Yah, jujur, sembari mengelus dada saya sangat berharap (berdoa dengan khidmat) cerita sebagaimana yang terdapat dalam buku ketiga dari seri Glam Girls-nya Gagas Media, tulisan Winna Efendi, ini tidak benar-benar terjadi di dunia nyata. Paling tidak, tidak terjadi di Indonesia. Semoga ini tetap menjadi dunia khayal hasil olahan imajinasi para novelis berbakat itu. Amiin.

Awal ketertarikan saya dengan seri Glam Girls (GG) yang dirintis oleh Gagas Media ini adalah "kemiripan"nya dengan serial remaja Amrik yang sempat pula saya sukai, Gossip Girl. Cerita dari sekumpulan remaja yang bersekolah di SMA elit di kawasan mewah dengan beragam intrik dan bumbu-bumbu penyedap yang membuat kepala geleng-geleng. Intrik pertemanan. Percintaan. Drama rivalitas. Pamer status sosial. Dan beragam tema penuh konflik yang kadang hampir-hampir tak pernah terlintas dalam benak saya. Membuat saya, paling tidak langsung mengucap syukur bahwa saya lahir, besar, dan hidup di Indonesia. Lucky me!

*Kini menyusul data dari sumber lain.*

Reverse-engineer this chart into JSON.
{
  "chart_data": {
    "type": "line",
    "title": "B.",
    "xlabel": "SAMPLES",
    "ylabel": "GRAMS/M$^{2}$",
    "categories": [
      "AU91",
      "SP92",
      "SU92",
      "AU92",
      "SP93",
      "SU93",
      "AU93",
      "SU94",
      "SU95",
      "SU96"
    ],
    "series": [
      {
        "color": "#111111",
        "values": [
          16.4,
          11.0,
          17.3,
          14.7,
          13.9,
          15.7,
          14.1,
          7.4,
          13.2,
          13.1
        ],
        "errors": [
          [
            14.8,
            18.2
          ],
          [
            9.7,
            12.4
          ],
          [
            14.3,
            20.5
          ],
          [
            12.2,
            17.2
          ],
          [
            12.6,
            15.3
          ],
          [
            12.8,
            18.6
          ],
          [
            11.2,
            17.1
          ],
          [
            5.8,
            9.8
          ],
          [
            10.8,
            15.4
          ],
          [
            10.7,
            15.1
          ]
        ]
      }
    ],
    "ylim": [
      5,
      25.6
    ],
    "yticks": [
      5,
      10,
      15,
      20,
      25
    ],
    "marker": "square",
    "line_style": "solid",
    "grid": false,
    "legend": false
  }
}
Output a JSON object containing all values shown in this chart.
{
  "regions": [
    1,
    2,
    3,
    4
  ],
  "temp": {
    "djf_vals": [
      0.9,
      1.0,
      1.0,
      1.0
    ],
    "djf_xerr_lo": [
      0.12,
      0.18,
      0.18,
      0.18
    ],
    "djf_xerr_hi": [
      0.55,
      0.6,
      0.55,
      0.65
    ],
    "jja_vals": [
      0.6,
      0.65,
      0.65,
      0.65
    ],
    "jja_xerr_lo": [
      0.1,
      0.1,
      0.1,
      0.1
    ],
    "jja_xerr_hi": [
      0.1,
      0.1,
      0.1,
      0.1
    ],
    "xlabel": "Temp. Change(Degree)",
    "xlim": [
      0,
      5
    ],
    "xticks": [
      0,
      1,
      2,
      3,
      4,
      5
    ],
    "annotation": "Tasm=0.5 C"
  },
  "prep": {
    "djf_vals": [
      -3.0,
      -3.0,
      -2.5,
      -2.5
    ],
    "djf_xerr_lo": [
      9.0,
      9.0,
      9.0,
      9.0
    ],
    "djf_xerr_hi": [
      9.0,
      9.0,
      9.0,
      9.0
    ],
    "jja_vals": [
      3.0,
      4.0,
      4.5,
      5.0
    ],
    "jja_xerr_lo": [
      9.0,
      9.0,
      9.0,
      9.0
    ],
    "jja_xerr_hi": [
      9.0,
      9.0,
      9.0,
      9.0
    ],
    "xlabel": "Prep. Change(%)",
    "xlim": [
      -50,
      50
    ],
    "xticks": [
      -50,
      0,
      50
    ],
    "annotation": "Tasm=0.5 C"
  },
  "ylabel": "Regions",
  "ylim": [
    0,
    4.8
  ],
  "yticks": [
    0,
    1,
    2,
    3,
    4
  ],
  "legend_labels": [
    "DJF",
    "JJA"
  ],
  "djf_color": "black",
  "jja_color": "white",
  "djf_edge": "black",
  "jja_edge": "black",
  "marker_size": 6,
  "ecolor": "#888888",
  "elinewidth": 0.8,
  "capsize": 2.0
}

Menurut opini saya, Seri GG ini memang hampir mirip dengan serial yang diangkat dari novel seri berjudul sama karya Cecily von Ziegesar tersebut. Sekolah elite dan serangkaian cerita yang mirip dengan sinetron-sinetron bertema remaja SMA yang sempat booming di tanah air beberapa waktu silam menjadi setting utama-nya. Dari tiga novelnya yang sudah terbit, saya baru membaca buku pertama (Glam Girls by Nina Ardianti) dan buku ketiga (Unbelievable by Winna Efendi). Saya sempat mempertimbangkan untuk membeli buku kedua (Reputation by Tessa Intanya), namun saya kurang tertarik dengan gaya bahasa yang digunakan penulisnya ketika scanning sekilas dari buku contohnya, karena di bawah standar yang saya harapkan .

Kalau di buku pertama yang bercerita adalah seorang outsider cupu, Adrianna, yang berjuang untuk masuk ke dalam sebuah gang cewek populer (di sini disebut clique) nomor wahid di sebuah sekolah mewah di Jakarta, maka di buku ketiga ini yang bercerita adalah Maybella, salah satu anggota clique yang
dideskripsikan super feminim, model remaja yang sedang digemari, fashionista sejati, party girl, play girl, anak konglomerat, dan digambarkan sedikit bodoh dalam urusan akademis. Kalau kalian pernah menonton film-film semacam Mean Girls (Lindsay Lohan), Bring it On (Kirsten Dunst), atau The Hot Chick (Rob Schneider, Anna Faris), maka tokoh Maybella ini biasanya bertugas sebagai "gadis-tolol" pengundang tawa penonton. Ketika membaca Unbelivable, imajinasi saya tidak bisa jauh dari aktris Anna Faris (Hot Chick, Scary Movie, The House of Bunny) yang kerap melakonkan tokoh mirip Maybella ini.

Summary tokoh: Maybella (aku - clique member, model), Rashi (clique leader - anak konglomerat, pemilik blog fashion, memiliki fashion line sendiri), Adrianna (clique member - ikut ekskul sepak bola, masih gagap fashion, paling pintar secara akademis), Marion (clique member yang akhirnya dikeluarkan - punya rahasia besar untuk mengkudeta Rashi), Mario (serious love interest-nya Maybella), Arian (serious love interst-nya Rashi), Lukas (ex-Rashi yang masih ingin balik), Dico (rival Rashi yang pernah membuat blog untuk menjatuhkannya).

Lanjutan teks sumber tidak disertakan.